Estoy delante de la ventana y miro el campo que se asoma ante mis ojos. En ese campo verde paseábamos a menudo. Sigue siendo verde y, ahora, con los primeros rayos de la mañana, brilla más que el mismo sol. Sin embargo, yo lo veo yermo.
Han pasado seis meses desde que dejamos de vernos. Me duele la cabeza, tengo los ojos enrojecidos y me cuesta descubrir el verdor de antaño. Hoy volví a soñar con él. Andrés me pregunta qué me pasa. Desde que nos conocimos estoy mejor, pero aún no sonrío como lo hacía cuando Eduardo y yo paseábamos descalzos por la hierba fresca.
Él tenía razón, pasaría el tiempo y yo volvería a vivir. Me consta que Eduardo lo hace al lado de una mujer que, de seguro es maravillosa, y espero que sea feliz.

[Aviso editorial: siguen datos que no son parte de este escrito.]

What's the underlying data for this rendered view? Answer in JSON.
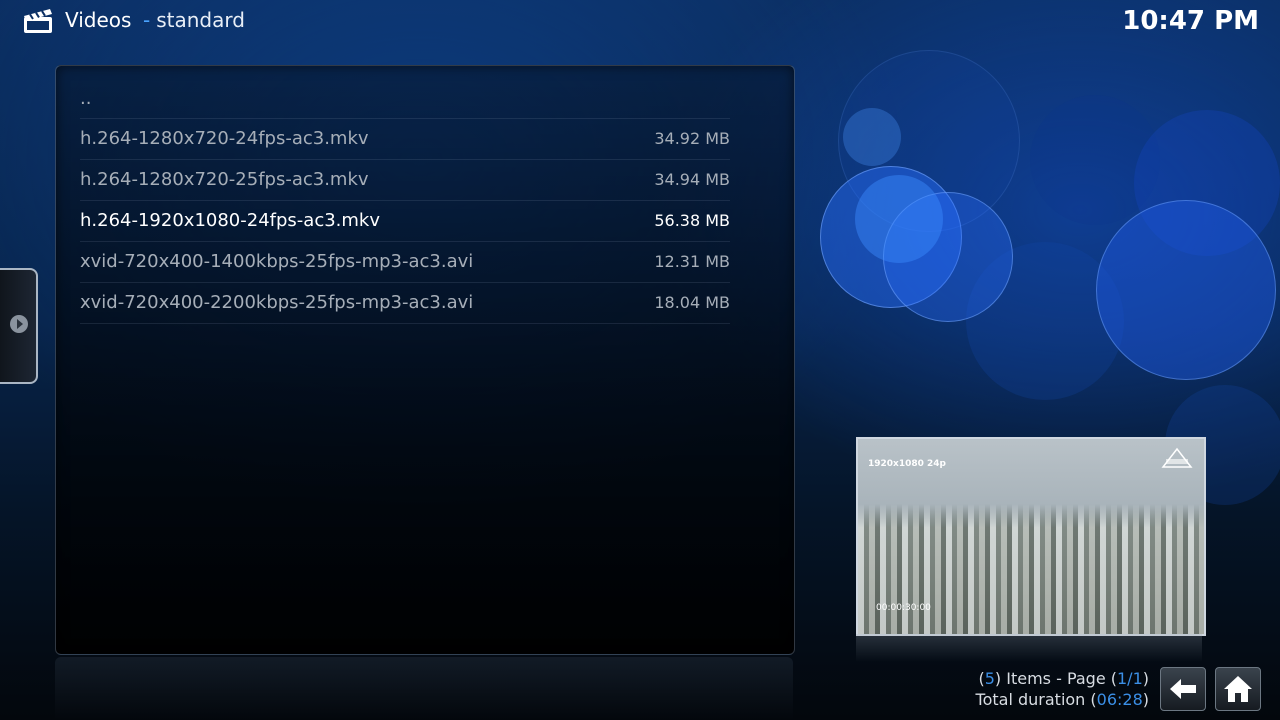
{
  "header": {
    "title": "Videos",
    "subtitle": "standard",
    "clock": "10:47 PM"
  },
  "list": {
    "items": [
      {
        "name": "..",
        "size": ""
      },
      {
        "name": "h.264-1280x720-24fps-ac3.mkv",
        "size": "34.92 MB"
      },
      {
        "name": "h.264-1280x720-25fps-ac3.mkv",
        "size": "34.94 MB"
      },
      {
        "name": "h.264-1920x1080-24fps-ac3.mkv",
        "size": "56.38 MB"
      },
      {
        "name": "xvid-720x400-1400kbps-25fps-mp3-ac3.avi",
        "size": "12.31 MB"
      },
      {
        "name": "xvid-720x400-2200kbps-25fps-mp3-ac3.avi",
        "size": "18.04 MB"
      }
    ],
    "selected_index": 3
  },
  "thumbnail": {
    "resolution_label": "1920x1080 24p",
    "timecode": "00:00:30:00"
  },
  "footer": {
    "items_count": "5",
    "items_label": "Items - Page",
    "page": "1/1",
    "duration_label": "Total duration",
    "duration": "06:28"
  },
  "icons": {
    "app": "clapperboard-icon",
    "side": "arrow-right-icon",
    "back": "back-arrow-icon",
    "home": "home-icon"
  },
  "colors": {
    "accent": "#3b8fe6",
    "background": "#0b2f63"
  }
}
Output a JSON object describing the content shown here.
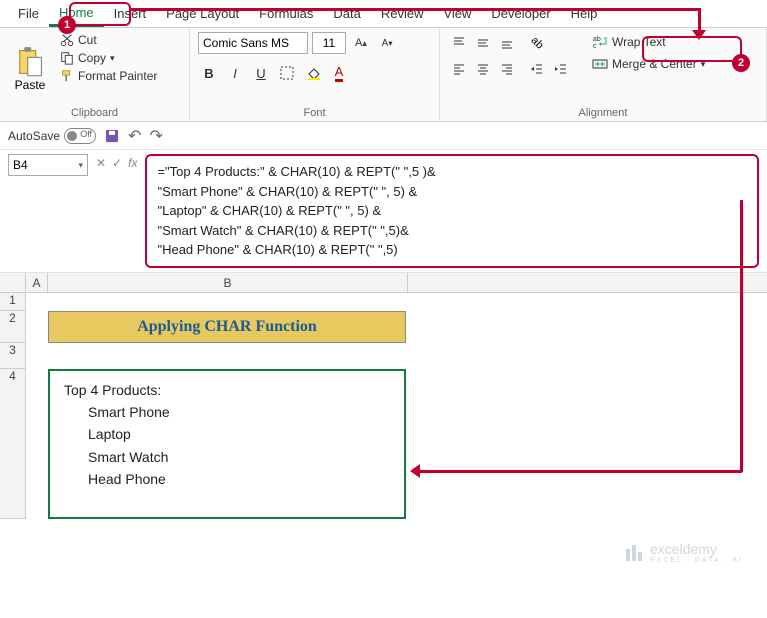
{
  "tabs": [
    "File",
    "Home",
    "Insert",
    "Page Layout",
    "Formulas",
    "Data",
    "Review",
    "View",
    "Developer",
    "Help"
  ],
  "active_tab": "Home",
  "clipboard": {
    "group_label": "Clipboard",
    "paste": "Paste",
    "cut": "Cut",
    "copy": "Copy",
    "format_painter": "Format Painter"
  },
  "font": {
    "group_label": "Font",
    "name": "Comic Sans MS",
    "size": "11",
    "bold": "B",
    "italic": "I",
    "underline": "U"
  },
  "alignment": {
    "group_label": "Alignment",
    "wrap_text": "Wrap Text",
    "merge_center": "Merge & Center"
  },
  "qat": {
    "autosave_label": "AutoSave",
    "autosave_state": "Off"
  },
  "namebox": "B4",
  "formula_lines": [
    "=\"Top 4 Products:\" & CHAR(10) & REPT(\" \",5 )&",
    " \"Smart Phone\" & CHAR(10) & REPT(\" \", 5) &",
    " \"Laptop\" & CHAR(10) & REPT(\" \", 5) &",
    "\"Smart Watch\" & CHAR(10) & REPT(\" \",5)&",
    "\"Head Phone\" & CHAR(10) & REPT(\" \",5)"
  ],
  "columns": {
    "A": "A",
    "B": "B"
  },
  "row_labels": [
    "1",
    "2",
    "3",
    "4"
  ],
  "b2_text": "Applying CHAR Function",
  "b4": {
    "heading": "Top 4 Products:",
    "items": [
      "Smart Phone",
      "Laptop",
      "Smart Watch",
      "Head Phone"
    ]
  },
  "watermark": {
    "brand": "exceldemy",
    "tagline": "EXCEL · DATA · BI"
  },
  "markers": {
    "m1": "1",
    "m2": "2"
  }
}
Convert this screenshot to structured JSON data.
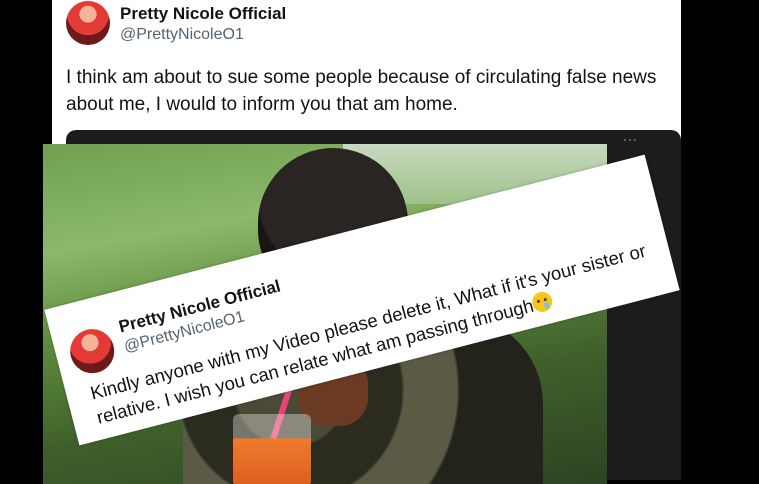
{
  "post": {
    "author_name": "Pretty Nicole Official",
    "author_handle": "@PrettyNicoleO1",
    "text": "I think am about to sue some people because of circulating false news about me, I would to inform you that am home."
  },
  "overlay_post": {
    "author_name": "Pretty Nicole Official",
    "author_handle": "@PrettyNicoleO1",
    "text": "Kindly anyone with my Video please delete it, What if it's your sister or relative. I wish you can relate what am passing through",
    "emoji": "crying-face-emoji",
    "more_label": "..."
  },
  "icons": [
    "avatar",
    "more-icon",
    "crying-face-emoji"
  ]
}
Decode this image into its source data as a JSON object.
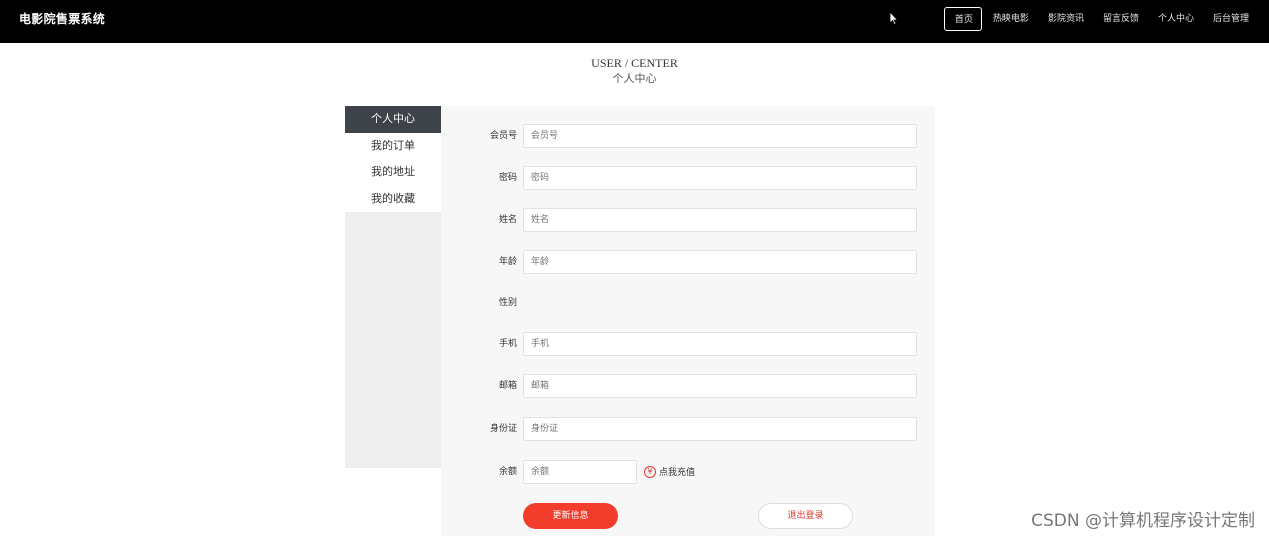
{
  "app": {
    "title": "电影院售票系统"
  },
  "nav": {
    "items": [
      {
        "label": "首页",
        "active": true
      },
      {
        "label": "热映电影"
      },
      {
        "label": "影院资讯"
      },
      {
        "label": "留言反馈"
      },
      {
        "label": "个人中心"
      },
      {
        "label": "后台管理"
      }
    ]
  },
  "heading": {
    "en": "USER / CENTER",
    "cn": "个人中心"
  },
  "side_menu": {
    "items": [
      {
        "label": "个人中心",
        "active": true
      },
      {
        "label": "我的订单"
      },
      {
        "label": "我的地址"
      },
      {
        "label": "我的收藏"
      }
    ]
  },
  "form": {
    "member_no": {
      "label": "会员号",
      "placeholder": "会员号"
    },
    "password": {
      "label": "密码",
      "placeholder": "密码"
    },
    "name": {
      "label": "姓名",
      "placeholder": "姓名"
    },
    "age": {
      "label": "年龄",
      "placeholder": "年龄"
    },
    "gender": {
      "label": "性别"
    },
    "phone": {
      "label": "手机",
      "placeholder": "手机"
    },
    "email": {
      "label": "邮箱",
      "placeholder": "邮箱"
    },
    "id_card": {
      "label": "身份证",
      "placeholder": "身份证"
    },
    "balance": {
      "label": "余额",
      "placeholder": "余额",
      "recharge_label": "点我充值",
      "recharge_icon": "¥"
    }
  },
  "buttons": {
    "update": "更新信息",
    "logout": "退出登录"
  },
  "watermark": "CSDN @计算机程序设计定制",
  "colors": {
    "nav_bg": "#000000",
    "accent": "#f23c2c",
    "side_active": "#3d4349"
  }
}
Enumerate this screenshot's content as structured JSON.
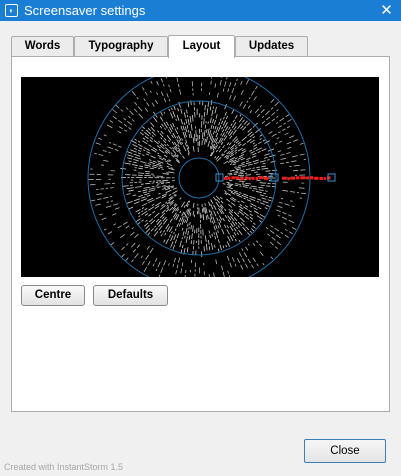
{
  "window": {
    "title": "Screensaver settings",
    "app_icon": "screensaver-app-icon",
    "close_glyph": "✕"
  },
  "tabs": [
    {
      "label": "Words",
      "active": false
    },
    {
      "label": "Typography",
      "active": false
    },
    {
      "label": "Layout",
      "active": true
    },
    {
      "label": "Updates",
      "active": false
    }
  ],
  "layout_panel": {
    "centre_button": "Centre",
    "defaults_button": "Defaults"
  },
  "footer": {
    "credit": "Created with InstantStorm 1.5",
    "close_button": "Close"
  },
  "colors": {
    "titlebar": "#1a7fd4",
    "preview_background": "#000000",
    "ring_stroke": "#1f6fa8",
    "highlight_words": "#ff1a1a"
  }
}
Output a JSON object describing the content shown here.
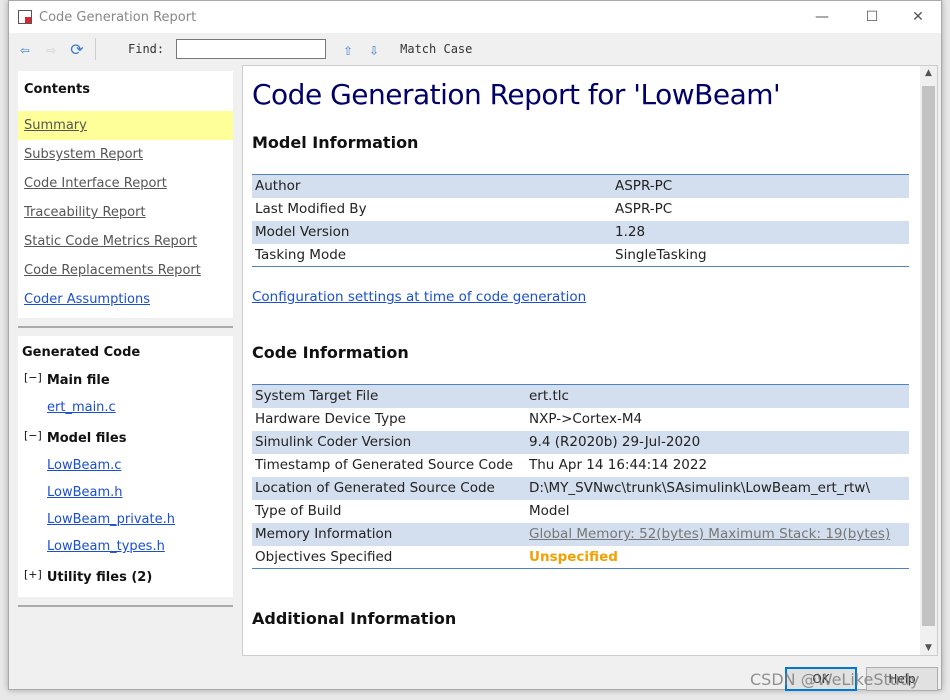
{
  "window": {
    "title": "Code Generation Report",
    "minimize": "—",
    "maximize": "☐",
    "close": "✕"
  },
  "toolbar": {
    "back_icon": "arrow-left",
    "forward_icon": "arrow-right",
    "refresh_icon": "refresh",
    "find_label": "Find:",
    "find_value": "",
    "up_icon": "arrow-up",
    "down_icon": "arrow-down",
    "match_case": "Match Case"
  },
  "sidebar": {
    "contents_title": "Contents",
    "items": [
      {
        "label": "Summary",
        "selected": true
      },
      {
        "label": "Subsystem Report"
      },
      {
        "label": "Code Interface Report"
      },
      {
        "label": "Traceability Report"
      },
      {
        "label": "Static Code Metrics Report"
      },
      {
        "label": "Code Replacements Report"
      },
      {
        "label": "Coder Assumptions"
      }
    ],
    "generated_title": "Generated Code",
    "main_file": {
      "toggle": "[−]",
      "label": "Main file",
      "files": [
        "ert_main.c"
      ]
    },
    "model_files": {
      "toggle": "[−]",
      "label": "Model files",
      "files": [
        "LowBeam.c",
        "LowBeam.h",
        "LowBeam_private.h",
        "LowBeam_types.h"
      ]
    },
    "utility_files": {
      "toggle": "[+]",
      "label": "Utility files (2)"
    }
  },
  "main": {
    "title": "Code Generation Report for 'LowBeam'",
    "model_info_title": "Model Information",
    "model_info": [
      [
        "Author",
        "ASPR-PC"
      ],
      [
        "Last Modified By",
        "ASPR-PC"
      ],
      [
        "Model Version",
        "1.28"
      ],
      [
        "Tasking Mode",
        "SingleTasking"
      ]
    ],
    "config_link": "Configuration settings at time of code generation",
    "code_info_title": "Code Information",
    "code_info": [
      [
        "System Target File",
        "ert.tlc"
      ],
      [
        "Hardware Device Type",
        "NXP->Cortex-M4"
      ],
      [
        "Simulink Coder Version",
        "9.4 (R2020b) 29-Jul-2020"
      ],
      [
        "Timestamp of Generated Source Code",
        "Thu Apr 14 16:44:14 2022"
      ],
      [
        "Location of Generated Source Code",
        "D:\\MY_SVNwc\\trunk\\SAsimulink\\LowBeam_ert_rtw\\"
      ],
      [
        "Type of Build",
        "Model"
      ],
      [
        "Memory Information",
        "Global Memory: 52(bytes) Maximum Stack: 19(bytes)"
      ],
      [
        "Objectives Specified",
        "Unspecified"
      ]
    ],
    "additional_title": "Additional Information"
  },
  "buttons": {
    "ok": "OK",
    "help": "Help"
  },
  "watermark": "CSDN @WeLikeStudy",
  "colors": {
    "title": "#000066",
    "link": "#1a4fd0",
    "row_stripe": "#d3deee",
    "warning": "#f5a000",
    "selected": "#ffff99"
  }
}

No obstante, tengo un deseo recurrente que martillea mi corazón una y otra vez: que no pasee por nuestro verde campo con ella, que guarde esa hierba en su pecho como nuestro rincón secreto, y que solo sea de los dos y de nadie más. Ni siquiera de Andrés ni de ella.
Por eso creo que no veo el campo que vivimos cuando yo sonreía sin motivo alguno, solo por el hecho de estar a su lado, sino uno amarillento y sin vida. Parte de esa vida se fue con él.
Pese a tener a mi lado a Andrés, que me repite a diario cuánto me ama, ese campo de antaño sigue siendo de Eduardo. Ayer recordé que no creía en el futuro, que era pesimista y que me pidió que me viviese, que no esperara, que fuese feliz. Recordé también cómo sentí agujas en el pecho cuando comenzó a decírmelo a diario, llegado el momento de su partida.
Ahora cuelga en su muro canciones de amor. Nunca tuvimos una que sintiéramos de los dos, por eso no sé si alguna de esas canciones será para mí. De las que cuelgo a diario, siempre hay una que es para él.